Limitations & Future Work

  • The authors acknowledge that while KL is anchored, the molecular "validity" metric drops from \(34\%\) (PRE) to \(9\%\) (CFO) (though still higher than AM's \(4\%\)); this occurs because optimization enters underrepresented regions of the chemical space, and validity was not an explicit constraint. A natural extension is to include validity as an element of \(c\) to handle multi-constraint scenarios.
  • The theoretical optimality results (Theorem 5.4) require \(\epsilon_k \to 0\), which is almost impossible in practice. While using approximate solvers like AM works well empirically, the quantitative relationship between "how close the approximation is" and the "final suboptimality gap" remains unquantified. This is a common legacy issue for the AL + neural solver combination.
  • If the inner loop involves expensive diffusion fine-tuning, the \(K\) outer rounds significantly amplify computation. While the \(M = K \cdot N\) budget strategy identifies a sweet spot for \(K\), it remains to be seen if this trade-off curve remains smooth for higher-dimensional problems like all-atom proteins.
  • Currently, all constraints are approximated by GNN predictors (e.g., for xTB energy). Predictor errors can propagate into dual updates and pollute \(\lambda\). The authors leave this error analysis to the appendix without providing a front-and-center quantitative relationship between "predictor inaccuracy \(\Rightarrow\) feasibility degradation."
  • vs. Adjoint Matching (Domingo-Enrich et al., 2024): AM is a purely reward-driven first-order fine-tuning solver with no concept of constraints. CFO treats it as an inner loop, wrapping AL around it to manage constraints. Essentially, CFO = AM + Adaptive Augmented Reward + Outer Dual Updates.
  • vs. Fixed-weight Lagrangian / KL-shielded RL (Chamon et al., 2024; Zhang et al., 2025b): These works require manual specification of \(\mu\). The paper's experiments show that only 2 out of 18 enumerated \(\mu\) values were usable. CFO replaces "finding \(\mu\)" with "automatically adjusting \(\rho, \lambda\)," roughly \(18\times\) more efficient.
  • vs. DiffOpt (Kong et al., 2024) / Khalafi et al. (2024): These are "inference-time" constrained generation methods—they don't modify model weights but use guidance or reweighting during sampling. The advantage is no retraining; the disadvantage is additional inference cost per sample (DiffOpt reports \(44\)\(55\times\) base sampling cost). CFO is a "fine-tuning time" approach: constraints are baked into the weights, making inference as fast as the base model.
  • vs. DRAKES / SEPO (Discrete Generative Constraints): CFO's solver abstraction is naturally compatible with discrete domains.

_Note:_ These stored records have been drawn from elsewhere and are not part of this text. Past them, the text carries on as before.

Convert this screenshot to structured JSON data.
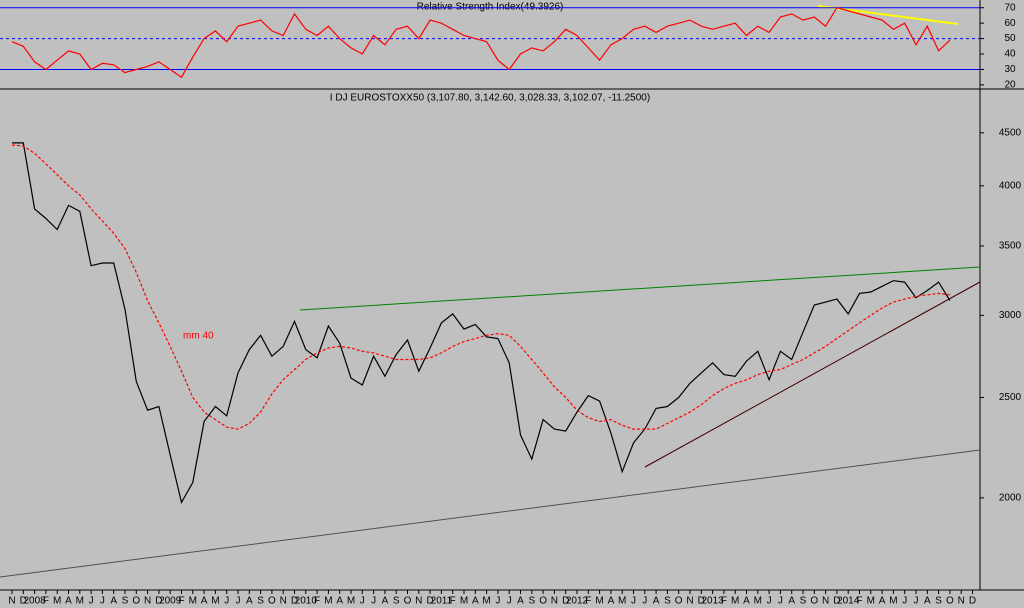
{
  "chart_data": [
    {
      "type": "line",
      "title": "Relative Strength Index(49.3926)",
      "series": [
        {
          "name": "RSI",
          "color": "#ff0000",
          "values": [
            48,
            45,
            35,
            30,
            36,
            42,
            40,
            30,
            34,
            33,
            28,
            30,
            32,
            35,
            30,
            25,
            38,
            50,
            55,
            48,
            58,
            60,
            62,
            55,
            52,
            66,
            56,
            52,
            58,
            50,
            44,
            40,
            52,
            46,
            56,
            58,
            50,
            62,
            60,
            56,
            52,
            50,
            48,
            36,
            30,
            40,
            44,
            42,
            48,
            56,
            52,
            44,
            36,
            46,
            50,
            56,
            58,
            54,
            58,
            60,
            62,
            58,
            56,
            58,
            60,
            52,
            58,
            54,
            64,
            66,
            62,
            64,
            58,
            70,
            68,
            66,
            64,
            62,
            56,
            60,
            46,
            58,
            42,
            49,
            null,
            null
          ]
        }
      ],
      "ylim": [
        18,
        75
      ],
      "yticks": [
        20,
        30,
        40,
        50,
        60,
        70
      ],
      "levels": [
        30,
        50,
        70
      ]
    },
    {
      "type": "line",
      "title": "I DJ EUROSTOXX50 (3,107.80, 3,142.60, 3,028.33, 3,102.07, -11.2500)",
      "annotation": "mm 40",
      "log_scale": true,
      "categories": [
        "N",
        "D",
        "2008",
        "F",
        "M",
        "A",
        "M",
        "J",
        "J",
        "A",
        "S",
        "O",
        "N",
        "D",
        "2009",
        "F",
        "M",
        "A",
        "M",
        "J",
        "J",
        "A",
        "S",
        "O",
        "N",
        "D",
        "2010",
        "F",
        "M",
        "A",
        "M",
        "J",
        "J",
        "A",
        "S",
        "O",
        "N",
        "D",
        "2011",
        "F",
        "M",
        "A",
        "M",
        "J",
        "J",
        "A",
        "S",
        "O",
        "N",
        "D",
        "2012",
        "F",
        "M",
        "A",
        "M",
        "J",
        "J",
        "A",
        "S",
        "O",
        "N",
        "D",
        "2013",
        "F",
        "M",
        "A",
        "M",
        "J",
        "J",
        "A",
        "S",
        "O",
        "N",
        "D",
        "2014",
        "F",
        "M",
        "A",
        "M",
        "J",
        "J",
        "A",
        "S",
        "O",
        "N",
        "D"
      ],
      "series": [
        {
          "name": "EUROSTOXX50",
          "color": "#000000",
          "values": [
            4400,
            4400,
            3800,
            3720,
            3630,
            3830,
            3780,
            3350,
            3370,
            3370,
            3040,
            2590,
            2430,
            2450,
            2200,
            1980,
            2070,
            2370,
            2450,
            2400,
            2640,
            2780,
            2870,
            2740,
            2800,
            2960,
            2780,
            2730,
            2930,
            2820,
            2610,
            2570,
            2740,
            2620,
            2750,
            2840,
            2650,
            2790,
            2950,
            3010,
            2910,
            2940,
            2860,
            2850,
            2700,
            2300,
            2180,
            2380,
            2330,
            2320,
            2420,
            2510,
            2480,
            2310,
            2120,
            2260,
            2330,
            2440,
            2450,
            2500,
            2580,
            2640,
            2700,
            2630,
            2620,
            2710,
            2770,
            2600,
            2770,
            2720,
            2890,
            3070,
            3090,
            3110,
            3010,
            3150,
            3160,
            3200,
            3240,
            3230,
            3120,
            3170,
            3230,
            3100,
            null,
            null
          ]
        },
        {
          "name": "mm 40",
          "color": "#ff0000",
          "values": [
            4380,
            4370,
            4300,
            4200,
            4100,
            4000,
            3920,
            3800,
            3700,
            3600,
            3480,
            3300,
            3100,
            2950,
            2800,
            2650,
            2500,
            2420,
            2380,
            2340,
            2330,
            2360,
            2420,
            2520,
            2600,
            2660,
            2720,
            2760,
            2790,
            2800,
            2790,
            2770,
            2760,
            2740,
            2720,
            2720,
            2720,
            2730,
            2760,
            2800,
            2830,
            2850,
            2870,
            2880,
            2870,
            2800,
            2720,
            2640,
            2560,
            2500,
            2430,
            2390,
            2370,
            2380,
            2350,
            2330,
            2330,
            2330,
            2360,
            2390,
            2420,
            2460,
            2510,
            2550,
            2580,
            2600,
            2630,
            2650,
            2660,
            2690,
            2720,
            2760,
            2800,
            2850,
            2900,
            2950,
            3000,
            3050,
            3090,
            3110,
            3130,
            3140,
            3150,
            3140,
            null,
            null
          ]
        }
      ],
      "ylim": [
        1630,
        4960
      ],
      "yticks": [
        2000,
        2500,
        3000,
        3500,
        4000,
        4500
      ]
    }
  ]
}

Although experiments were not conducted, the paper notes this path opens up constrained optimization for discrete designs of proteins and peptides.
  • Transferable Engineering Insight: (i) Any generative task with "rewards + hard constraints" (multimodal RLHF, constrained image generation, safe text generation) can utilize the same AL wrapper; (ii) Naive weighted objectives are common in LLM RLHF, and CFO provides a drop-in alternative especially suited for "safety constraints must be met, utility should be as high as possible" scenarios.

Rating

  • Novelty: ⭐⭐⭐⭐ Rigorously migrating the mature AL framework to flow model fine-tuning with provable convergence is a clean "theory + engineering" combination, though AL itself is not new.

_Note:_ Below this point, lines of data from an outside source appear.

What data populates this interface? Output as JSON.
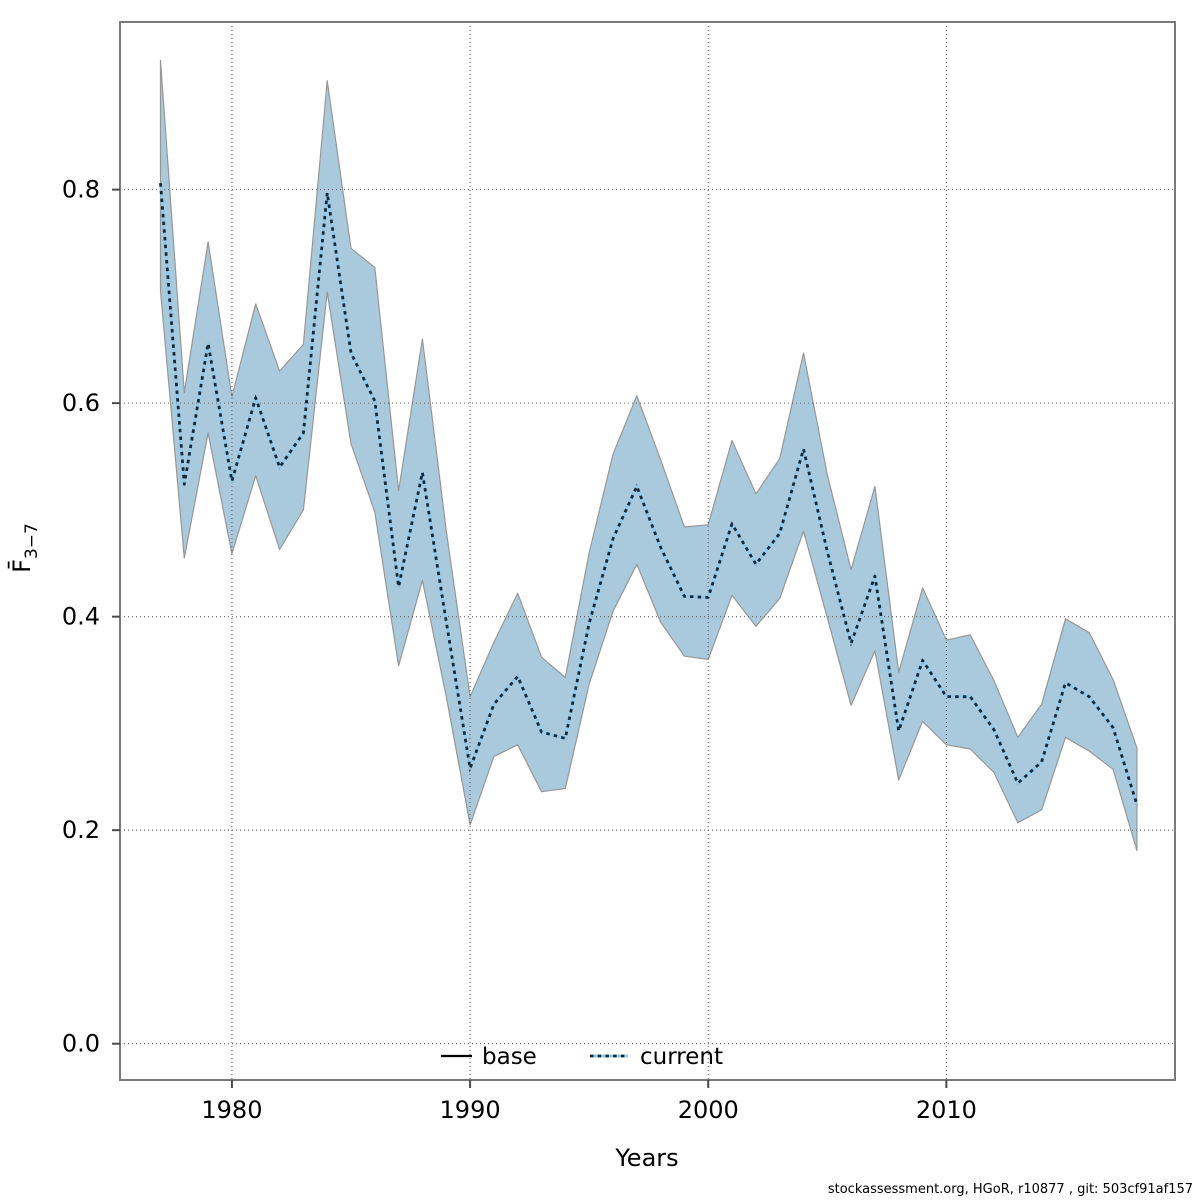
{
  "caption": {
    "text": "stockassessment.org, HGoR, r10877 , git: 503cf91af157"
  },
  "colors": {
    "ribbon_fill": "#a9cadd",
    "ribbon_edge": "#979797",
    "base_line": "#000000",
    "current_core": "#94c8e8",
    "current_dots": "#122a3a",
    "gridline": "#4d4d4d",
    "axis_box": "#7a7a7a",
    "tick": "#4a4a4a"
  },
  "chart_data": {
    "type": "line",
    "title": "",
    "xlabel": "Years",
    "ylabel": "F̄3−7",
    "ylabel_main": "F̄",
    "ylabel_sub": "3−7",
    "grid": true,
    "legend_position": "bottom-center-inside",
    "legend": [
      "base",
      "current"
    ],
    "x_ticks": [
      1980,
      1990,
      2000,
      2010
    ],
    "y_ticks": [
      0.0,
      0.2,
      0.4,
      0.6,
      0.8
    ],
    "xlim": [
      1975.3,
      2019.6
    ],
    "ylim": [
      -0.034,
      0.957
    ],
    "x": [
      1977,
      1978,
      1979,
      1980,
      1981,
      1982,
      1983,
      1984,
      1985,
      1986,
      1987,
      1988,
      1989,
      1990,
      1991,
      1992,
      1993,
      1994,
      1995,
      1996,
      1997,
      1998,
      1999,
      2000,
      2001,
      2002,
      2003,
      2004,
      2005,
      2006,
      2007,
      2008,
      2009,
      2010,
      2011,
      2012,
      2013,
      2014,
      2015,
      2016,
      2017,
      2018
    ],
    "series": [
      {
        "name": "base",
        "style": "solid",
        "values": [
          0.806,
          0.524,
          0.656,
          0.527,
          0.605,
          0.54,
          0.572,
          0.797,
          0.647,
          0.602,
          0.428,
          0.535,
          0.395,
          0.258,
          0.318,
          0.344,
          0.292,
          0.286,
          0.394,
          0.473,
          0.522,
          0.465,
          0.419,
          0.418,
          0.487,
          0.449,
          0.478,
          0.557,
          0.461,
          0.375,
          0.438,
          0.293,
          0.359,
          0.325,
          0.325,
          0.294,
          0.244,
          0.264,
          0.338,
          0.325,
          0.296,
          0.224
        ]
      },
      {
        "name": "current",
        "style": "dotted",
        "values": [
          0.806,
          0.524,
          0.656,
          0.527,
          0.605,
          0.54,
          0.572,
          0.797,
          0.647,
          0.602,
          0.428,
          0.535,
          0.395,
          0.258,
          0.318,
          0.344,
          0.292,
          0.286,
          0.394,
          0.473,
          0.522,
          0.465,
          0.419,
          0.418,
          0.487,
          0.449,
          0.478,
          0.557,
          0.461,
          0.375,
          0.438,
          0.293,
          0.359,
          0.325,
          0.325,
          0.294,
          0.244,
          0.264,
          0.338,
          0.325,
          0.296,
          0.224
        ]
      }
    ],
    "ribbon": {
      "series": "current",
      "upper": [
        0.921,
        0.61,
        0.751,
        0.606,
        0.693,
        0.63,
        0.655,
        0.902,
        0.745,
        0.727,
        0.518,
        0.66,
        0.48,
        0.325,
        0.376,
        0.422,
        0.362,
        0.343,
        0.46,
        0.552,
        0.607,
        0.547,
        0.484,
        0.486,
        0.565,
        0.515,
        0.548,
        0.647,
        0.533,
        0.444,
        0.522,
        0.348,
        0.427,
        0.378,
        0.383,
        0.34,
        0.287,
        0.318,
        0.398,
        0.385,
        0.341,
        0.277
      ],
      "lower": [
        0.705,
        0.455,
        0.572,
        0.459,
        0.532,
        0.463,
        0.5,
        0.704,
        0.562,
        0.498,
        0.354,
        0.434,
        0.325,
        0.205,
        0.269,
        0.28,
        0.236,
        0.239,
        0.337,
        0.405,
        0.449,
        0.395,
        0.363,
        0.36,
        0.42,
        0.391,
        0.417,
        0.48,
        0.399,
        0.317,
        0.368,
        0.247,
        0.302,
        0.28,
        0.276,
        0.254,
        0.207,
        0.219,
        0.287,
        0.274,
        0.257,
        0.181
      ]
    }
  }
}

  • Experimental Thoroughness: ⭐⭐⭐⭐ Covers both visualization toys and FlowMol molecular tasks, including first/zero-order solvers and \(18\times \mu\) enumeration comparisons, though limited to a single molecular task.
  • Writing Quality: ⭐⭐⭐⭐ Problem formulation and algorithmic steps are clear; theorems align well with assumptions, and the logical chain from Eq. 5 → Alg. 1 → Theorem 5.2/5.4 is highly coherent.
  • Value: ⭐⭐⭐⭐ Provides a standard component for "constrained + rewarded" molecular/protein design without the need for weight tuning, offering high industrial value.